NOW here’s an interesting fact.

At the latest count there were 3,100 unbuilt homes in Salisbury and south Wiltshire for which planning permission has been granted.

Wiltshire Council supplied this figure in response to a request by yours truly.

It’s nine months old, so it could be higher by now.

Think of all the folk who’d be glad of one of these properties.

There are many things I don’t know (despite any impression I may give to the contrary) and among them are the precise reasons why Messrs Persimmon, Barratt, Bovis and all the rest of them haven’t got around to starting these developments.

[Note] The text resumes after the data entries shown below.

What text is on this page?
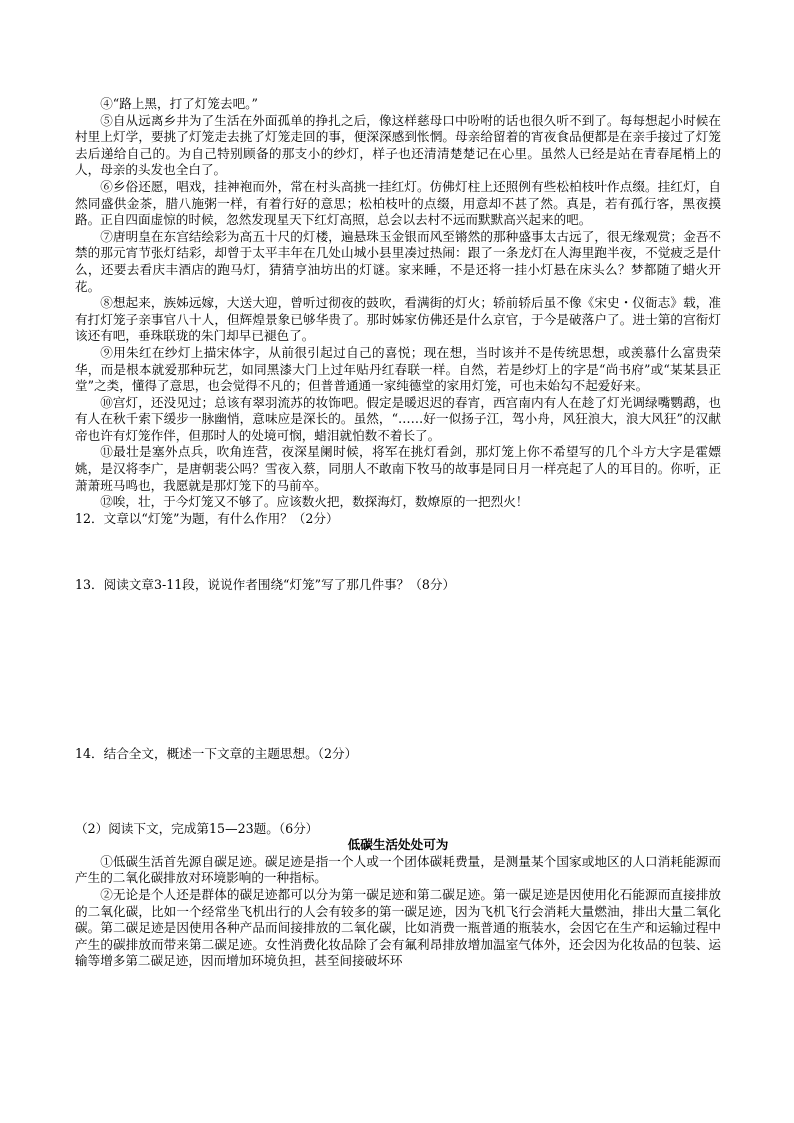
④“路上黑，打了灯笼去吧。”

⑤自从远离乡井为了生活在外面孤单的挣扎之后，像这样慈母口中吩咐的话也很久听不到了。每每想起小时候在村里上灯学，要挑了灯笼走去挑了灯笼走回的事，便深深感到怅惘。母亲给留着的宵夜食品便都是在亲手接过了灯笼去后递给自己的。为自己特别顾备的那支小的纱灯，样子也还清清楚楚记在心里。虽然人已经是站在青春尾梢上的人，母亲的头发也全白了。

⑥乡俗还愿，唱戏，挂神袍而外，常在村头高挑一挂红灯。仿佛灯柱上还照例有些松柏枝叶作点缀。挂红灯，自然同盛供金茶，腊八施粥一样，有着行好的意思；松柏枝叶的点缀，用意却不甚了然。真是，若有孤行客，黑夜摸路。正自四面虚惊的时候，忽然发现星天下红灯高照，总会以去村不远而默默高兴起来的吧。

⑦唐明皇在东宫结绘彩为高五十尺的灯楼，遍悬珠玉金银而风至锵然的那种盛事太古远了，很无缘观赏；金吾不禁的那元宵节张灯结彩，却曾于太平丰年在几处山城小县里凑过热闹：跟了一条龙灯在人海里跑半夜，不觉疲乏是什么，还要去看庆丰酒店的跑马灯，猜猜亨油坊出的灯谜。家来睡，不是还将一挂小灯悬在床头么？梦都随了蜡火开花。

⑧想起来，族姊远嫁，大送大迎，曾听过彻夜的鼓吹，看满街的灯火；轿前轿后虽不像《宋史・仪衙志》载，准有打灯笼子亲事官八十人，但辉煌景象已够华贵了。那时姊家仿佛还是什么京官，于今是破落户了。进士第的宫衔灯该还有吧，垂珠联珑的朱门却早已褪色了。

⑨用朱红在纱灯上描宋体字，从前很引起过自己的喜悦；现在想，当时该并不是传统思想，或羡慕什么富贵荣华，而是根本就爱那种玩艺，如同黑漆大门上过年贴丹红春联一样。自然，若是纱灯上的字是“尚书府”或“某某县正堂”之类，懂得了意思，也会觉得不凡的；但普普通通一家纯德堂的家用灯笼，可也未始勾不起爱好来。

⑩宫灯，还没见过；总该有翠羽流苏的妆饰吧。假定是暖迟迟的春宵，西宫南内有人在趁了灯光调绿嘴鹦鹉，也有人在秋千索下缓步一脉幽悄，意味应是深长的。虽然，“……好一似扬子江，驾小舟，风狂浪大，浪大风狂”的汉献帝也许有灯笼作伴，但那时人的处境可悯，蜡泪就怕数不着长了。

⑪最壮是塞外点兵，吹角连营，夜深星阑时候，将军在挑灯看剑，那灯笼上你不希望写的几个斗方大字是霍嫖姚，是汉将李广，是唐朝裴公吗？雪夜入蔡，同朋人不敢南下牧马的故事是同日月一样亮起了人的耳目的。你听，正萧萧班马鸣也，我愿就是那灯笼下的马前卒。

⑫唉，壮，于今灯笼又不够了。应该数火把，数探海灯，数燎原的一把烈火！

12．文章以“灯笼”为题，有什么作用？（2分）

13．阅读文章3-11段，说说作者围绕“灯笼”写了那几件事？（8分）

14．结合全文，概述一下文章的主题思想。（2分）

（2）阅读下文，完成第15—23题。（6分）

低碳生活处处可为

①低碳生活首先源自碳足迹。碳足迹是指一个人或一个团体碳耗费量，是测量某个国家或地区的人口消耗能源而产生的二氧化碳排放对环境影响的一种指标。

②无论是个人还是群体的碳足迹都可以分为第一碳足迹和第二碳足迹。第一碳足迹是因使用化石能源而直接排放的二氧化碳，比如一个经常坐飞机出行的人会有较多的第一碳足迹，因为飞机飞行会消耗大量燃油，排出大量二氧化碳。第二碳足迹是因使用各种产品而间接排放的二氧化碳，比如消费一瓶普通的瓶装水，会因它在生产和运输过程中产生的碳排放而带来第二碳足迹。女性消费化妆品除了会有氟利昂排放增加温室气体外，还会因为化妆品的包装、运输等增多第二碳足迹，因而增加环境负担，甚至间接破坏环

I do know that the answer is not to keep on granting permission for more and more building on irreplaceable greenfield sites like Netherhampton Road in Harnham, or Old Sarum airfield, just to compensate for this shortfall, whatever the pressure from central government.

The whole system is broken. Across the country, construction bosses bemoan a shortage of skilled labour – a shortage that can only worsen after Brexit.

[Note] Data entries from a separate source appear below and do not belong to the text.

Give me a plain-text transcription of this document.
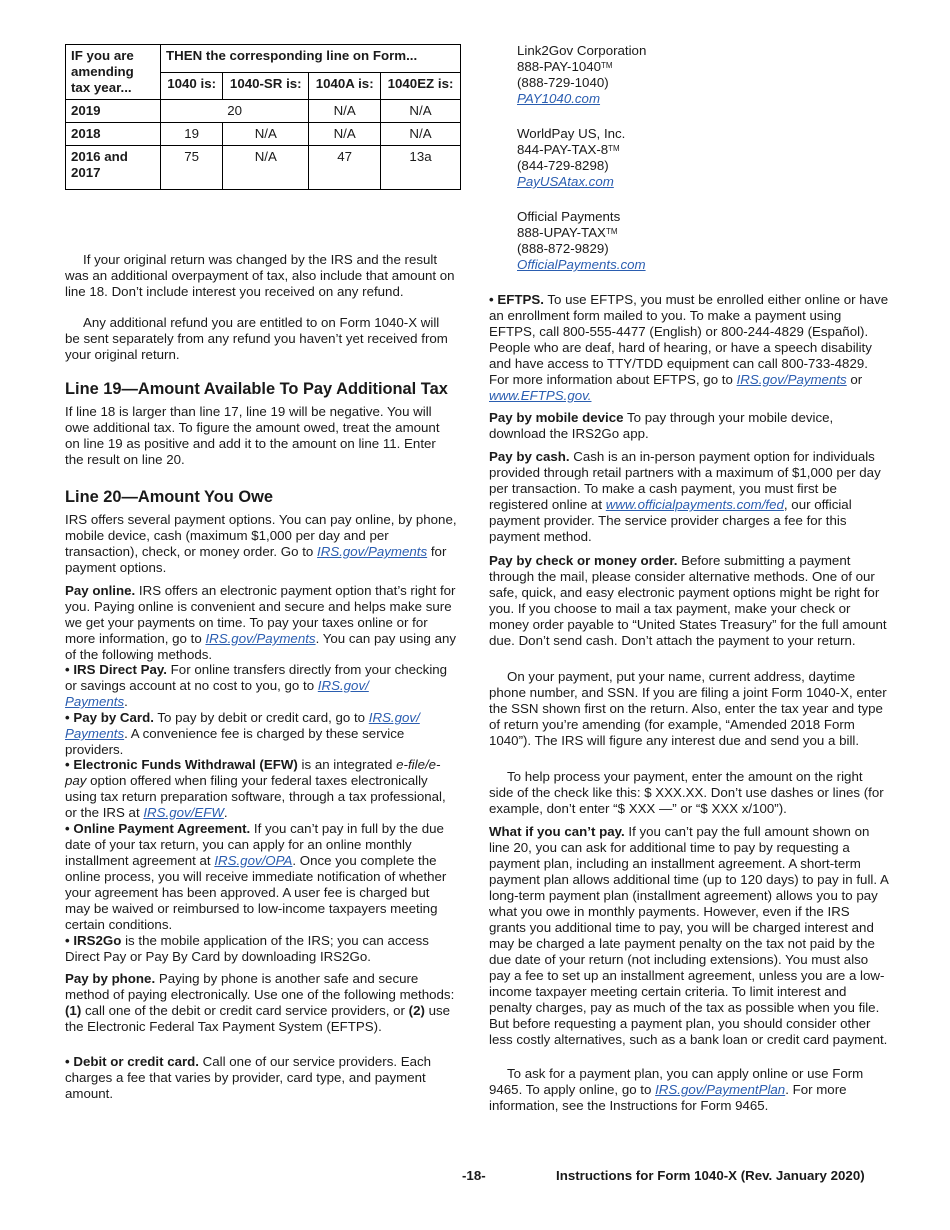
IF you are amending tax year...	THEN the corresponding line on Form...			
	1040 is:	1040-SR is:	1040A is:	1040EZ is:
2019	20		N/A	N/A
2018	19	N/A	N/A	N/A
2016 and 2017	75	N/A	47	13a

If your original return was changed by the IRS and the result was an additional overpayment of tax, also include that amount on line 18. Don’t include interest you received on any refund.

Any additional refund you are entitled to on Form 1040-X will be sent separately from any refund you haven’t yet received from your original return.

Line 19—Amount Available To Pay Additional Tax

If line 18 is larger than line 17, line 19 will be negative. You will owe additional tax. To figure the amount owed, treat the amount on line 19 as positive and add it to the amount on line 11. Enter the result on line 20.

Line 20—Amount You Owe

IRS offers several payment options. You can pay online, by phone, mobile device, cash (maximum $1,000 per day and per transaction), check, or money order. Go to IRS.gov/Payments for payment options.

Pay online. IRS offers an electronic payment option that’s right for you. Paying online is convenient and secure and helps make sure we get your payments on time. To pay your taxes online or for more information, go to IRS.gov/Payments. You can pay using any of the following methods.

• IRS Direct Pay. For online transfers directly from your checking or savings account at no cost to you, go to IRS.gov/
Payments.

• Pay by Card. To pay by debit or credit card, go to IRS.gov/
Payments. A convenience fee is charged by these service providers.

• Electronic Funds Withdrawal (EFW) is an integrated e-file/e-pay option offered when filing your federal taxes electronically using tax return preparation software, through a tax professional, or the IRS at IRS.gov/EFW.

• Online Payment Agreement. If you can’t pay in full by the due date of your tax return, you can apply for an online monthly installment agreement at IRS.gov/OPA. Once you complete the online process, you will receive immediate notification of whether your agreement has been approved. A user fee is charged but may be waived or reimbursed to low-income taxpayers meeting certain conditions.

• IRS2Go is the mobile application of the IRS; you can access Direct Pay or Pay By Card by downloading IRS2Go.

Pay by phone. Paying by phone is another safe and secure method of paying electronically. Use one of the following methods: (1) call one of the debit or credit card service providers, or (2) use the Electronic Federal Tax Payment System (EFTPS).

• Debit or credit card. Call one of our service providers. Each charges a fee that varies by provider, card type, and payment amount.

Link2Gov Corporation

888-PAY-1040™

(888-729-1040)

PAY1040.com

WorldPay US, Inc.

844-PAY-TAX-8™

(844-729-8298)

PayUSAtax.com

Official Payments

888-UPAY-TAX™

(888-872-9829)

OfficialPayments.com

• EFTPS. To use EFTPS, you must be enrolled either online or have an enrollment form mailed to you. To make a payment using EFTPS, call 800-555-4477 (English) or 800-244-4829 (Español). People who are deaf, hard of hearing, or have a speech disability and have access to TTY/TDD equipment can call 800-733-4829. For more information about EFTPS, go to IRS.gov/Payments or www.EFTPS.gov.

Pay by mobile device To pay through your mobile device, download the IRS2Go app.

Pay by cash. Cash is an in-person payment option for individuals provided through retail partners with a maximum of $1,000 per day per transaction. To make a cash payment, you must first be registered online at www.officialpayments.com/fed, our official payment provider. The service provider charges a fee for this payment method.

Pay by check or money order. Before submitting a payment through the mail, please consider alternative methods. One of our safe, quick, and easy electronic payment options might be right for you. If you choose to mail a tax payment, make your check or money order payable to “United States Treasury” for the full amount due. Don’t send cash. Don’t attach the payment to your return.

On your payment, put your name, current address, daytime phone number, and SSN. If you are filing a joint Form 1040-X, enter the SSN shown first on the return. Also, enter the tax year and type of return you’re amending (for example, “Amended 2018 Form 1040”). The IRS will figure any interest due and send you a bill.

To help process your payment, enter the amount on the right side of the check like this: $ XXX.XX. Don’t use dashes or lines (for example, don’t enter “$ XXX —” or “$ XXX x/100”).

What if you can’t pay. If you can’t pay the full amount shown on line 20, you can ask for additional time to pay by requesting a payment plan, including an installment agreement. A short-term payment plan allows additional time (up to 120 days) to pay in full. A long-term payment plan (installment agreement) allows you to pay what you owe in monthly payments. However, even if the IRS grants you additional time to pay, you will be charged interest and may be charged a late payment penalty on the tax not paid by the due date of your return (not including extensions). You must also pay a fee to set up an installment agreement, unless you are a low-income taxpayer meeting certain criteria. To limit interest and penalty charges, pay as much of the tax as possible when you file. But before requesting a payment plan, you should consider other less costly alternatives, such as a bank loan or credit card payment.

To ask for a payment plan, you can apply online or use Form 9465. To apply online, go to IRS.gov/PaymentPlan. For more information, see the Instructions for Form 9465.

-18-	Instructions for Form 1040-X (Rev. January 2020)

Whatever we do to boost training of home-grown recruits, we should have been doing it years ago but we didn’t bother, because we didn’t have to. (It’s the same with nursing).

Now it’s going to take time – time that we don’t really have, given the disturbing increase in homelessness.

But it’s not in the interests of the big builders to work any faster, as the lack of homes coupled with strong demand keeps prices, and profits, high.

And we’ve all read recently about the obscene bonuses being pocketed by those at the top of this particular tree.

You might think the answer is for the authorities to get tough, and make them crack on with the sites they already have before approving any new ones. I wouldn’t disagree.

But just supposing (unlikely, I know!) that supply did satisfy demand. House prices would stagnate or fall.

Homeowners might not like that, because the distorted value that resides in bricks and mortar is the only nest-egg many people have.

In due course they’ll need it to fund not only their retirement but quite possibly a nursing home bed, too.

With more and more jobs destined to be automated, and the biggest growth area being our exploitative gig economy, most ordinary workers won’t get any richer any time soon, unless they’re lucky enough to inherit.

In fact, the more I think about it, the more the state of the housing market seems part of a much wider threat to our social order.

We need to bang home to politicians – are you listening, John Glen? – the message that our national interest requires a civilised, national debate on the kind of society we want for our children, and cross-party co-operation to bring it about.